Photo by Joanie Simon

Photo by Joanie Simon

We were designed to speak words of life that build up others, bring healing, and offer encouragement. In other words, our goal is to speak health-giving words.  

Wholesome words can speak deep encouragement and worth into people and ultimately change both our own destiny and the destiny of others.

When I feel the impetus to deliver harsh or ugly words, I focus my attention on God. I tell him what’s going on, get honest about pain, and ask him to comfort me. He woos me away from using words as weapons, and speaks tender health-giving words of life into me, which I am then able to pass onto other people.

I’m not saying I get this right every time. I certainly have my fair share of word vomit and destructive declarations. But, what I do know is God helps me speak words of life to myself and to others.


God’s words, because they are perfect, are excellent material to know and use for proactively speaking blessings.

The words of the Lord are FLAWLESS, like silver purified in a crucible, like gold refined seven times.

God’s words call us to a higher standard for our own words: to use them for blessing not cursing, for speaking life not death, for encouraging not discouraging, for building up not tearing down.

Choosing health-giving words meant making some changes and choosing to actively tame my tongue.

When I started to intentionally watch my words, I essentially learned an entirely new dialect and adopted a new way of speaking about myself, others, and life in general. “This sucks” was a “go-to” for me. “Today is going to be amazing!” felt more difficult. Word vomiting came easily and being slow to speak was a definite learning curve.


This is what the change looks like:

— Refraining from speaking at times when I really want to say something nasty. Cursing others doesn’t remove our pain; it only adds to it.  

— Choosing to speak kind words about a person, even when I feel the total opposite about them. I believe this is different from being fake.

— Refusing to simmer on ugly thoughts about people who have hurt me. That only makes it easier for nasty words to come out later at inconvenient moments.

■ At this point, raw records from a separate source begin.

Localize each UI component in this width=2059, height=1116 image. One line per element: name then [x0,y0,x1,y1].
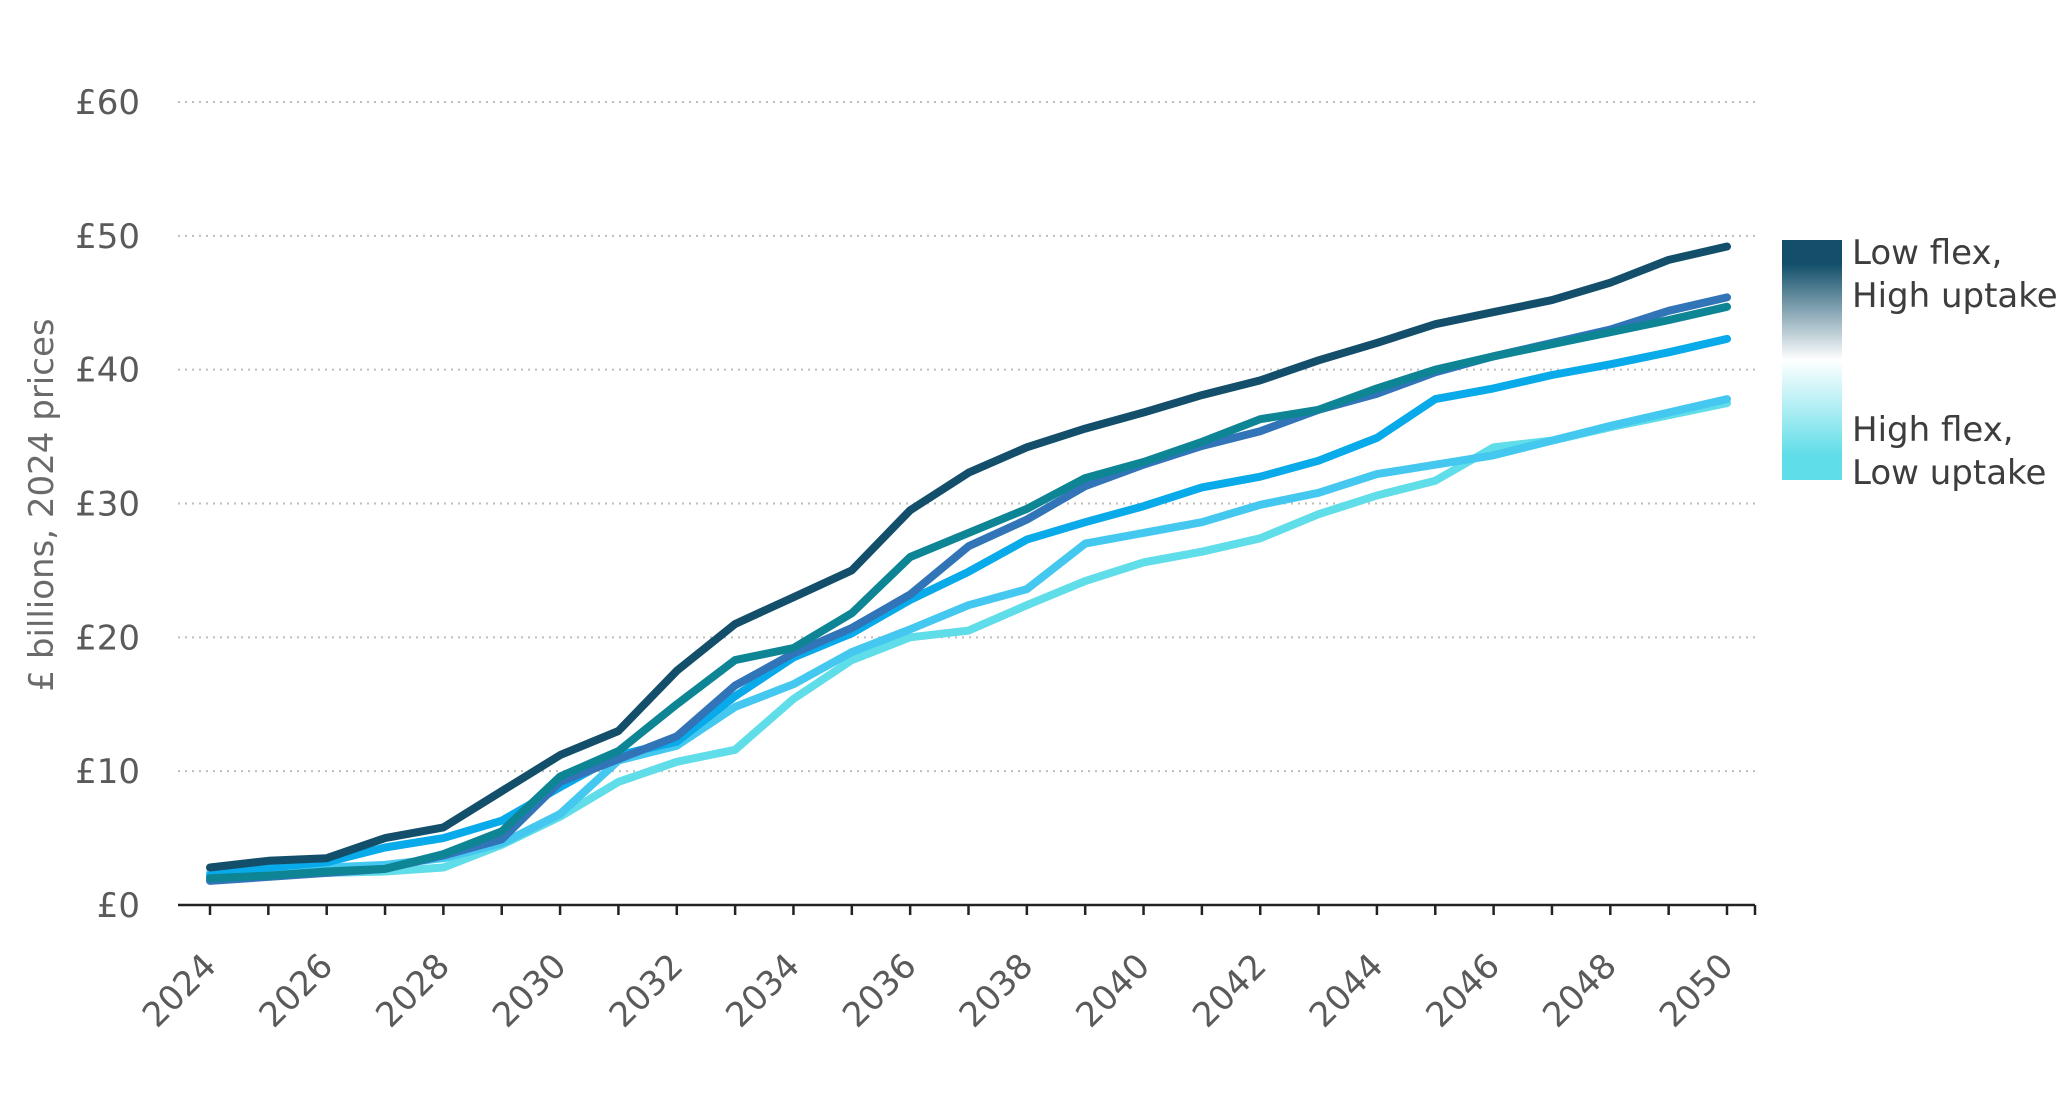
x-tick-label: 2024 [135,946,224,1035]
x-tick-label: 2030 [485,946,574,1035]
y-axis-title: £ billions, 2024 prices [22,318,62,691]
legend: Low flex, High uptake High flex, Low upt… [1782,233,2058,493]
y-tick-label: £30 [75,485,140,525]
y-tick-label: £50 [75,217,140,257]
y-axis-ticks: £0 £10 £20 £30 £40 £50 £60 [75,83,140,926]
gridlines [178,101,1755,773]
legend-bottom-label-line1: High flex, [1852,410,2014,450]
x-tick-label: 2044 [1302,946,1391,1035]
legend-top-label-line2: High uptake [1852,276,2058,316]
x-tick-label: 2050 [1652,946,1741,1035]
x-tick-label: 2040 [1068,946,1157,1035]
series-line-4 [206,334,1731,880]
legend-gradient-bar [1782,240,1842,480]
y-tick-label: £0 [97,886,140,926]
x-tick-label: 2042 [1185,946,1274,1035]
x-tick-label: 2026 [252,946,341,1035]
x-tick-label: 2048 [1535,946,1624,1035]
x-axis-ticks: 2024 2026 2028 2030 2032 2034 2036 2038 2040 2042… [135,905,1741,1036]
series-line-1 [206,242,1731,872]
x-tick-label: 2032 [602,946,691,1035]
y-tick-label: £40 [75,351,140,391]
legend-bottom-label-line2: Low uptake [1852,453,2046,493]
x-tick-label: 2038 [952,946,1041,1035]
series-lines [206,242,1731,885]
x-tick-label: 2046 [1419,946,1508,1035]
y-tick-label: £20 [75,618,140,658]
x-tick-label: 2036 [835,946,924,1035]
y-tick-label: £10 [75,752,140,792]
x-tick-label: 2028 [368,946,457,1035]
legend-top-label-line1: Low flex, [1852,233,2002,273]
series-line-2 [206,302,1731,883]
y-tick-label: £60 [75,83,140,123]
x-tick-label: 2034 [718,946,807,1035]
axes [178,903,1757,915]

— Actively speaking positively about people who have hurt me. Even if it means finding one small thing about them I like — their hair, for example.

— Refusing to curse myself. And when I am able to catch myself, stopping to speak blessing out loud over myself instead: “I’m smart!”  “I have a great body!” “I have a future!”

— Catching myself and bringing to a halt complaints about life’s circumstances. Instead, I think of something I am grateful for, even if it is just one thing like “I got to take a walk outside today!” or “I am grateful I had a hot shower today!”

How about for you? From the list above, choose one way you can change your own word vomit into healthy speech.